Dr. Kolobov's distinctive contributions to the advancements of plasma science and its industrial applications include developing a kinetic theory of glow discharges (in collaboration with Lev Tsendin) that explained the complicated structure of the cathode region and the nature of electric field reversals therein. He has developed a kinetic theory of low-pressure inductively coupled plasma that described the collision-less electron heating and formation of electron energy distribution function under conditions of the anomalous skin effect. He is the author of over 60 journal articles and numerous conference presentations Dr.

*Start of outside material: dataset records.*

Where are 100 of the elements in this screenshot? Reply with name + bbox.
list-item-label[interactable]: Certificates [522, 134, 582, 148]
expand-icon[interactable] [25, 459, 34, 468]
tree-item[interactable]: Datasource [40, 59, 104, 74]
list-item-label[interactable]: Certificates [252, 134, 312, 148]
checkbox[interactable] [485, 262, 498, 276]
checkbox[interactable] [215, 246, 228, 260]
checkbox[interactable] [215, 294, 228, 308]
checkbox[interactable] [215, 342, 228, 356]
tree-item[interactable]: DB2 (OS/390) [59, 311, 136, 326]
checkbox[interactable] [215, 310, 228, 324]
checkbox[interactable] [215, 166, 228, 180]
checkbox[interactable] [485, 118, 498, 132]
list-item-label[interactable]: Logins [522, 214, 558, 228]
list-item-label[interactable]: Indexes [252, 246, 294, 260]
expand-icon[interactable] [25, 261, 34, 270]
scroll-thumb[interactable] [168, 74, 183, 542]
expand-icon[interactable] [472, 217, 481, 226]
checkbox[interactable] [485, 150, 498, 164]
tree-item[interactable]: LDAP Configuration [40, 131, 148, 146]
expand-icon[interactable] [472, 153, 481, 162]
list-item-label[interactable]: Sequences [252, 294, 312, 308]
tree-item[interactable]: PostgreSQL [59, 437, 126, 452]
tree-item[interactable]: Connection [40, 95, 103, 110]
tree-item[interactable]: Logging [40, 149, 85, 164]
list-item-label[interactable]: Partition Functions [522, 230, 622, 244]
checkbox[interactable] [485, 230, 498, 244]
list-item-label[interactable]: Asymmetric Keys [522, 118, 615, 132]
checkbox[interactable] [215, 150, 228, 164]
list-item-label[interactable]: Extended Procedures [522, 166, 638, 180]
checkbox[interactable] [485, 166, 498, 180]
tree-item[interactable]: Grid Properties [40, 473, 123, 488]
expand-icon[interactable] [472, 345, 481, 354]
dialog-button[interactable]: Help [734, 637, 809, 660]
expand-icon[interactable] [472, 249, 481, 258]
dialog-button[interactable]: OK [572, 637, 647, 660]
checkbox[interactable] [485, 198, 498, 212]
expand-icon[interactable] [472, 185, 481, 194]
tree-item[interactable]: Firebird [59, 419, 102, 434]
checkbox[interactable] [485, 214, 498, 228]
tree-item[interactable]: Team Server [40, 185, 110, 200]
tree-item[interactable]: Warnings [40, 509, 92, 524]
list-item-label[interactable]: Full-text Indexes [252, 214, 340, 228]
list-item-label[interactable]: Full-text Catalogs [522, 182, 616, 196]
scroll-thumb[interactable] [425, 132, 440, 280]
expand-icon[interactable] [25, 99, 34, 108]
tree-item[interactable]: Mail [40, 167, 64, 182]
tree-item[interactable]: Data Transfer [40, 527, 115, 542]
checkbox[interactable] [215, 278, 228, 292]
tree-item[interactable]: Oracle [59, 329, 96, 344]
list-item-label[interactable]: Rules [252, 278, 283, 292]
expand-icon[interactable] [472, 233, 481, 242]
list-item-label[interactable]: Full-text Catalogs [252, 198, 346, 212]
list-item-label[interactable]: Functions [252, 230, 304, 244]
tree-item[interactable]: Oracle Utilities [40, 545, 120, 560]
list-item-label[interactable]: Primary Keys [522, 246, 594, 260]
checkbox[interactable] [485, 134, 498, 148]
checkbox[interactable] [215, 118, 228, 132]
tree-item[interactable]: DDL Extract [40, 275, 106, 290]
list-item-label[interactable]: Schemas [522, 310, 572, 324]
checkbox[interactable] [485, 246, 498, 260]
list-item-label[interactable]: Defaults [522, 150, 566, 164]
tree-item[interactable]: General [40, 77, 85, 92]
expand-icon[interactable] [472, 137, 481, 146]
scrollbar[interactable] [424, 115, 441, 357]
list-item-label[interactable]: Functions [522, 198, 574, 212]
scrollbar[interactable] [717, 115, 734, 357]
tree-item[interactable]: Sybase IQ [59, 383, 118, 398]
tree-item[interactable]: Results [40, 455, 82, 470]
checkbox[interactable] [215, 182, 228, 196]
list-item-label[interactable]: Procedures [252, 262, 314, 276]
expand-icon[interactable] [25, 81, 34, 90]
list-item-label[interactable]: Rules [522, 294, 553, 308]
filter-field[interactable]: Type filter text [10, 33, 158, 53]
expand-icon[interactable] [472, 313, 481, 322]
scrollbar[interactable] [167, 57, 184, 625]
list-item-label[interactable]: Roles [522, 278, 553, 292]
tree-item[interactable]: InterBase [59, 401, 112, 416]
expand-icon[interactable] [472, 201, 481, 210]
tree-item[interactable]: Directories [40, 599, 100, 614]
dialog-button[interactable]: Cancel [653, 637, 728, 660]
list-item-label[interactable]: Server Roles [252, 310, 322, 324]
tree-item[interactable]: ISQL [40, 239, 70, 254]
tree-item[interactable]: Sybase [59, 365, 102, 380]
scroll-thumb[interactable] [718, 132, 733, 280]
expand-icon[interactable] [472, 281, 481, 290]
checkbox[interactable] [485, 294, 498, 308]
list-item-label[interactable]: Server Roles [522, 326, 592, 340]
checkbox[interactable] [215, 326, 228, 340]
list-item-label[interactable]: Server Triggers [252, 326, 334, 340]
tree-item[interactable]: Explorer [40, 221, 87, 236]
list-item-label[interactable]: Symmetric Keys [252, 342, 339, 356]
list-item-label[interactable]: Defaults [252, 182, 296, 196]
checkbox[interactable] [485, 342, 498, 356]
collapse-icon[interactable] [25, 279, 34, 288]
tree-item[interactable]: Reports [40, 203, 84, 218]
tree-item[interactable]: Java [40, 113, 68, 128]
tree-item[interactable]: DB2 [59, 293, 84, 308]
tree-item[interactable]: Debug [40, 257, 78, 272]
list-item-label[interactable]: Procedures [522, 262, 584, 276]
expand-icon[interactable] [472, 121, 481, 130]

Kolobov is a recipient of the IEEE Region 3 Outstanding Engineer Award for distinctive contributions to plasma science through advances in theory and through the development of computational tools in April 2015.

Since 2009, Dr. Kolobov has been a co-principle investigator of the Department of Energy Low-Temperature Plasma Science Center (PSC), administered by the University of Michigan. UAH became a part of the PSC through a subcontract from the University of Michigan. PSC researchers study kinetic and non-linear effects responsible for self-organization of electric discharges

"My PSC activities focus on linking academic research with industrial applications of LTP," Dr. Kolobov says. "This linking included dissimilation of computational tools developed at CFD Research Corporation to academic and industrial users. On the other hand, active participation in fundamental research of physical kinetics at PSC provided new ideas and methods for the development of advanced computational tools."